The deafening sound of silence

Author’s note: I’m standing with many of our African American, Asian American and Latin American friends behind bars today, along with a handful of foreigners, to celebrate this national holiday. Here's my blog.

A lot of replays of MLK’s I HAVE A DREAM speech yesterday in church services, and today in holiday gatherings across our land. How we love to hear these words: "I have a dream that one day this nation will rise up and live out the true meaning of its creed: ‘We hold these truths to be self-evident: that all men are created equal.’"

Among the bigger questions that we must honestly face, however, are these: Do we really believe that? And, if so, what are we going to do about it?

Let’s face it. King got very specific in his speech. He wasn’t just pontificating. He was giving examples: I have a dream that one day the state of Alabama, whose governor's lips are presently dripping with the words of interposition and nullification… .

Does that sound a lot like people in our country’s highest offices right now?

I realize that some are not of the opinion that Dr. Martin Luther King was one of America’s great heroes, let alone a prophet. But for those cynics, what about Jesus? Any argument, any debate, about where he stood?

When a Samaritan woman came to draw water, Jesus said to her, “Will you give me a drink?” (His disciples had gone into the town to buy food.) The Samaritan woman said to him, “You are a Jew and I am a Samaritan woman. How can you ask me for a drink?” (For Jews do not associate with Samaritans.)

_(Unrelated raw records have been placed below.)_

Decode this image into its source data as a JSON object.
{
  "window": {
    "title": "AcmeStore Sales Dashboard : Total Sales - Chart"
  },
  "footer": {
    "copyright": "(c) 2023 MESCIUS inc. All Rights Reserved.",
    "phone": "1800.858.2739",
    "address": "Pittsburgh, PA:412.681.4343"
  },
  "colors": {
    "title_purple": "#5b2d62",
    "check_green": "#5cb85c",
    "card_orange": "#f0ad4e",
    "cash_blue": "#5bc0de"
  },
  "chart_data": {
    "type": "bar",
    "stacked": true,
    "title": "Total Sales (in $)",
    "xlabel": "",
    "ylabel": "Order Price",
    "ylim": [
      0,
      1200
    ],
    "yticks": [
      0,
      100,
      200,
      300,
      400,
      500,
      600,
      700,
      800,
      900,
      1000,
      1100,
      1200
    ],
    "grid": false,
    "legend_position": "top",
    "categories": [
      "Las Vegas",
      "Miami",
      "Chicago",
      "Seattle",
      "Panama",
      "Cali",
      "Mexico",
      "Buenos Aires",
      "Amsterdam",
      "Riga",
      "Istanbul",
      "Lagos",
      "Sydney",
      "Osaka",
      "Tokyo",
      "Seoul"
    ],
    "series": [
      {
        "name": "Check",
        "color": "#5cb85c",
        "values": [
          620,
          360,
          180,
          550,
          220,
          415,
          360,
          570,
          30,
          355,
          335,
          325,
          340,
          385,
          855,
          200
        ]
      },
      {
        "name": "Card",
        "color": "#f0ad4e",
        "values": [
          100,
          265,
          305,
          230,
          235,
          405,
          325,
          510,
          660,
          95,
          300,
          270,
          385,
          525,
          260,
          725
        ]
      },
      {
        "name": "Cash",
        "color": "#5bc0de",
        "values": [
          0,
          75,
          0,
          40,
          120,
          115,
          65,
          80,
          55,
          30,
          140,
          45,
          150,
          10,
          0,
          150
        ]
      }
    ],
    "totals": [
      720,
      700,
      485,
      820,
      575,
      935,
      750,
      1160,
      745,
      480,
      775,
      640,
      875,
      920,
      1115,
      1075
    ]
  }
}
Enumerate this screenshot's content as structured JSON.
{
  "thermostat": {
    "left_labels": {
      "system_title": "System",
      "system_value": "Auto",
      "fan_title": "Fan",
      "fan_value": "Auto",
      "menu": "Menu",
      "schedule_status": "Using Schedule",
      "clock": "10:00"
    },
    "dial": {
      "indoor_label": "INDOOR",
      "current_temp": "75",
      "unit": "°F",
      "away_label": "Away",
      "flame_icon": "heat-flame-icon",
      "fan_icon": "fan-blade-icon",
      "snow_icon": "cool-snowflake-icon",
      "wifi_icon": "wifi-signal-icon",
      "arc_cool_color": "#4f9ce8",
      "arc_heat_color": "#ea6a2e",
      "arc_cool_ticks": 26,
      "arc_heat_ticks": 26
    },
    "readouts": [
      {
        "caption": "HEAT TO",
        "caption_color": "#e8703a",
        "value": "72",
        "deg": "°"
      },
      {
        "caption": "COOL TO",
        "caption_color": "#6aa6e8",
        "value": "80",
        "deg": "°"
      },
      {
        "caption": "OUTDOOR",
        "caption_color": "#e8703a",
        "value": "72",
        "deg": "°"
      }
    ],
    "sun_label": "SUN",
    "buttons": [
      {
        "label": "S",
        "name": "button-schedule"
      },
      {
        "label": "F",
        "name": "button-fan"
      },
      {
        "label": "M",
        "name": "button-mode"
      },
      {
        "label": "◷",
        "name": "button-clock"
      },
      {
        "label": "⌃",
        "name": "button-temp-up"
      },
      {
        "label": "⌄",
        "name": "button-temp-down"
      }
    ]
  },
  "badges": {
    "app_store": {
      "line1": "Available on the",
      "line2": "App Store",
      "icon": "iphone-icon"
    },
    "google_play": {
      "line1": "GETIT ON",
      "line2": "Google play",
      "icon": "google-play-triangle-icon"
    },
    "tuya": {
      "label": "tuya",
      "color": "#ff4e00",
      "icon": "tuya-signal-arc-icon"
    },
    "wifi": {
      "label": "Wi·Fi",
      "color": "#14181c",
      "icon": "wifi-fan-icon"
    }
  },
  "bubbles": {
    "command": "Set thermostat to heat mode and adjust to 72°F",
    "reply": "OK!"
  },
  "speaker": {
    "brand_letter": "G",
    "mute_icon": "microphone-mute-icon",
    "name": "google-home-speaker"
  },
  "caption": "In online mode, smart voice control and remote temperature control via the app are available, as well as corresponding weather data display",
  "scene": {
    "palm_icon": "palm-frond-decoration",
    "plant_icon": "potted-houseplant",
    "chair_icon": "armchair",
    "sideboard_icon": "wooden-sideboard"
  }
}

The holiday is here, and I believe that Dr. King had some powerful messages about silence which we must face head-on.

For example, he said:  "There comes a time when silence is betrayal."

I interpret that to mean that if we piously sang In Christ There Is No East or West yesterday, and even though we grumblingly concede that King deserves a day in his honor…even if we do all that, but then ignore the backward steps we as a nation are taking toward people of different colors and different ethnic backgrounds, we aren’t doing enough.

"Our lives begin to end the day we become silent about things that matter."

I’ll put my interpretation on that quote, also: If party still comes before country, and if we remain immobile as we cling to outdated thoughts about people of different colors and beliefs, we aren’t doing enough.

Dr. Martin Luther King, and human beings with a wide variety of racial and ethnic backgrounds, are looking at us, eyeball to eyeball right now, thinking these words: In the end, we will remember not the words of our enemies, but the silence of our friends."

Not taking a bold stand on racism: That silence can be deafening!




Comments

Bob Bulten said…
Your beautiful and piercing journalistic words ring SO true!